Mulheres associam-se às romarias quaresmais em São Miguel

Primeira romaria sai este sábado da Ribeira Chã, na Lagoa

Maria do Espírito Santo Medeiros foi a primeira romeira dos Açores e a responsável pela criação das romarias quaresmais femininas, depois de séculos em que a tradição esteve vedada às mulheres.

Estava em curso, há 20 anos, um conflito militar na antiga colónia portuguesa da Guiné-Bissau, quando Maria Medeiros, de 71 anos, decidiu, com a ajuda de um familiar, promoveu uma romaria à Ermida de Nossa Senhora da Paz, em Vila Franca do Campo, na ilha de São Miguel, algo que padecia da aprovação da Igreja. O objetivo era “pedir pela paz” para a ex-colónia portuguesa.

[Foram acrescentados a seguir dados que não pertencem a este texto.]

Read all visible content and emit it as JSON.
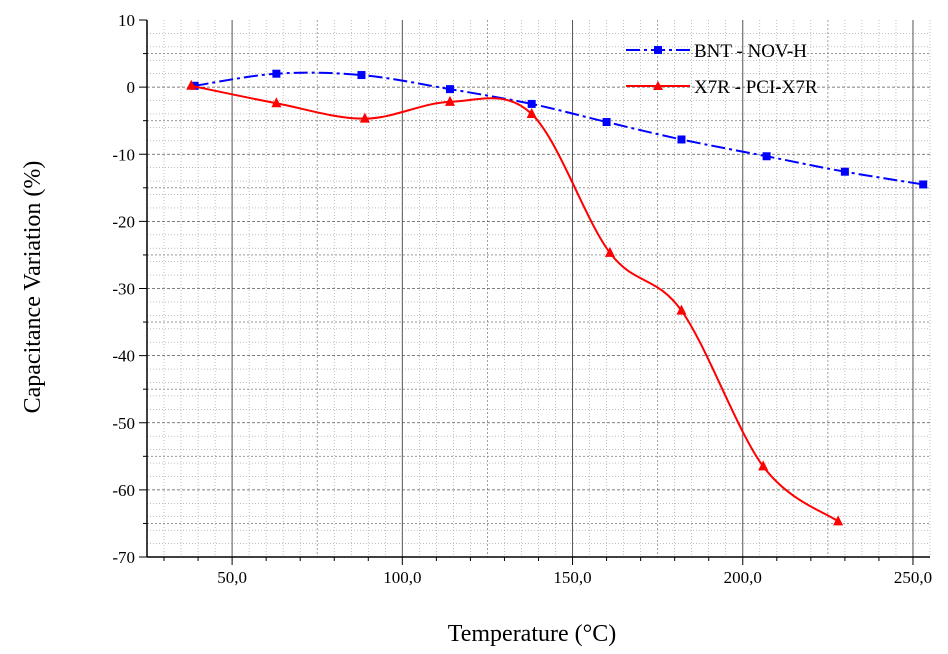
{
  "chart_data": {
    "type": "line",
    "xlabel": "Temperature (°C)",
    "ylabel": "Capacitance Variation (%)",
    "xlim": [
      25,
      255
    ],
    "ylim": [
      -70,
      10
    ],
    "x_ticks": [
      50,
      100,
      150,
      200,
      250
    ],
    "x_tick_labels": [
      "50,0",
      "100,0",
      "150,0",
      "200,0",
      "250,0"
    ],
    "y_ticks": [
      10,
      0,
      -10,
      -20,
      -30,
      -40,
      -50,
      -60,
      -70
    ],
    "y_tick_labels": [
      "10",
      "0",
      "-10",
      "-20",
      "-30",
      "-40",
      "-50",
      "-60",
      "-70"
    ],
    "grid": true,
    "legend_position": "top-right",
    "series": [
      {
        "name": "BNT - NOV-H",
        "color": "#0000ff",
        "marker": "square",
        "line_style": "dash-dot",
        "x": [
          39,
          63,
          88,
          114,
          138,
          160,
          182,
          207,
          230,
          253
        ],
        "y": [
          0.2,
          2.0,
          1.8,
          -0.3,
          -2.5,
          -5.2,
          -7.8,
          -10.3,
          -12.6,
          -14.5
        ]
      },
      {
        "name": "X7R - PCI-X7R",
        "color": "#ff0000",
        "marker": "triangle",
        "line_style": "solid",
        "x": [
          38,
          63,
          89,
          114,
          138,
          161,
          182,
          206,
          228
        ],
        "y": [
          0.2,
          -2.4,
          -4.7,
          -2.2,
          -4.0,
          -24.7,
          -33.3,
          -56.5,
          -64.7
        ]
      }
    ]
  }
}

As romarias quaresmais açorianas terão surgido na sequência de terramotos e erupções vulcânicas ocorridas no século XVI na ilha de São Miguel, que arrasaram Vila Franca do Campo e causaram grande destruição na Ribeira Grande.

Milhares de homens, organizados em ranchos, por freguesia, dão a volta à ilha, a pé, rezando o terço, durante oito dias, parando em todas as igrejas e dormitando nos lares das comunidades por onde passam, onde são acolhidos voluntariamente.

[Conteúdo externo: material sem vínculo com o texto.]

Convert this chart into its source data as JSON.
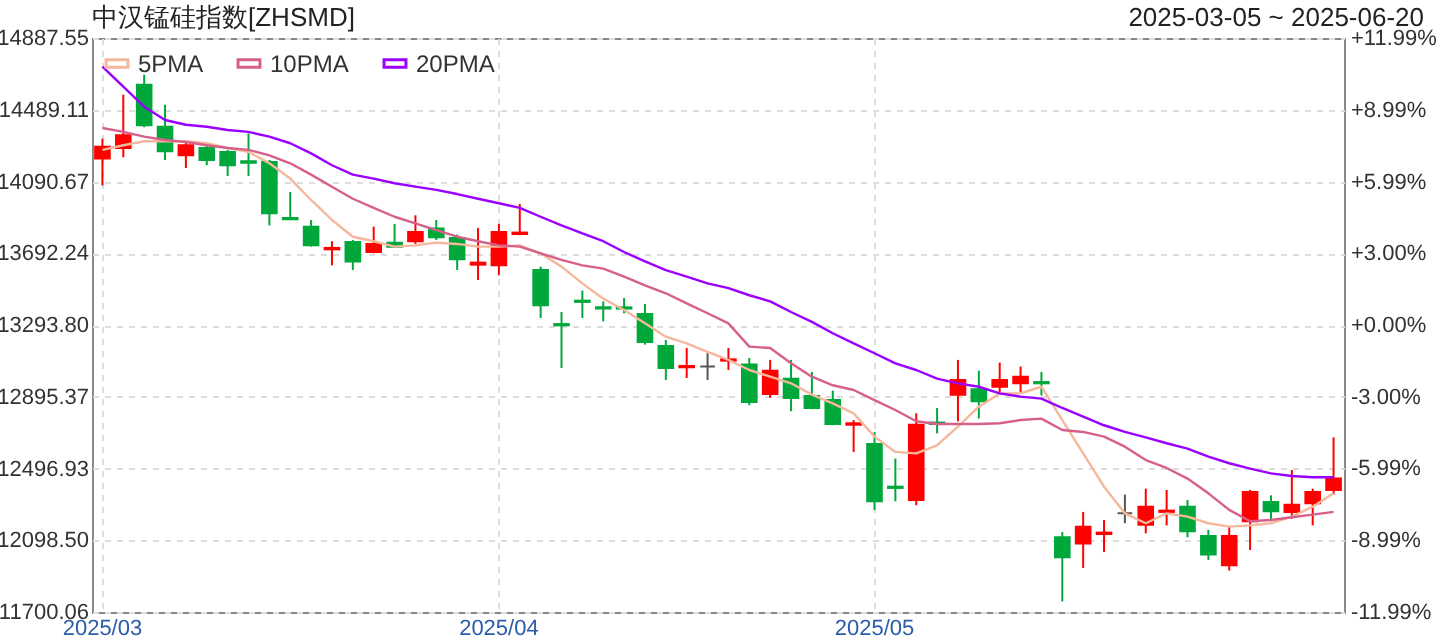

Contrariamente às romarias masculinas, as femininas têm uma duração inferior a 24 horas, à exceção da Romaria feita pelo rancho de romeiras da Fajã de Cima, que envolve já três pernoitas.

Para realizar a romaria feminina, Maria Medeiros procurou o pároco da sua freguesia, justamente a Fajã de Cima, a cinco quilómetros do centro de Ponta Delgada, que entrou em contacto com o bispo da Diocese de Angra.

O bispo deu o seu aval, mas impôs, segundo Maria Medeiros, que, contrariamente aos romeiros, que levam na sua caminhada um xaile, um lenço, um bordão e um terço, as mulheres usassem como indumentária apenas um lenço e um terço.

Estava aberto o precedente para que se pudessem realizar, então, romarias femininas, uma vez que as mulheres que participaram na marcha pela paz insistiram em continuar, anualmente, pela Quaresma, pretensão que não era bem acolhida pela maioria dos romeiros, como explica a promotora da iniciativa.

“No princípio, saíamos numa sexta-feira da Fajã de Cima, em romaria para a Senhora da Paz, durante a noite. Durante muitos anos, fomos para aquela ermida, saindo na semana dos ramos, para chegar no domingo e integrar a procissão da freguesia”, declarou, explicando que no primeiro ano foram 30 as mulheres romeiras, mas chegaram a ser 135, “uma vez que começaram a vir pessoas das outras freguesias”.

Após ter surgido a romaria feminina da Fajã de Cima, foi criado um novo “rancho” feminino na freguesia de Santa Clara, em Ponta Delgada, hoje o mais representativo dos cinco existentes na ilha de São Miguel, que congrega cerca de 900 pessoas.

“Andar como nós andamos, sair de casa para isso, é um ato de fé, apesar de admitir que há mulheres que vão na romaria arrastadas por colegas”, afirmou Maria Medeiros, que ainda hoje, apesar da idade, se associa às romarias, apoiadas logisticamente por romeiros.

Este sábado parte o primeiro “rancho” feminino, com cerca de uma centena de romeiras da ouvidoria da Lagoa. Saem às 6h00 da Igreja de São José, na Ribeira Chã, em direção à Igreja do Livramento. O grupo recebeu formação espiritual, assente na misericórdia mas também ao nível dos cânticos e das orações, com uma direção espiritual assegurada pelo Pároco de Santa Cruz, que é o assistente do Movimento dos Romeiros de São Miguel, Pe Nuno Maiato.

Também este ano voltará a sair a Romaria de Santa Clara, que fará a sua peregrinação entre esta paróquia e as Calhetas de Rabo de Peixe.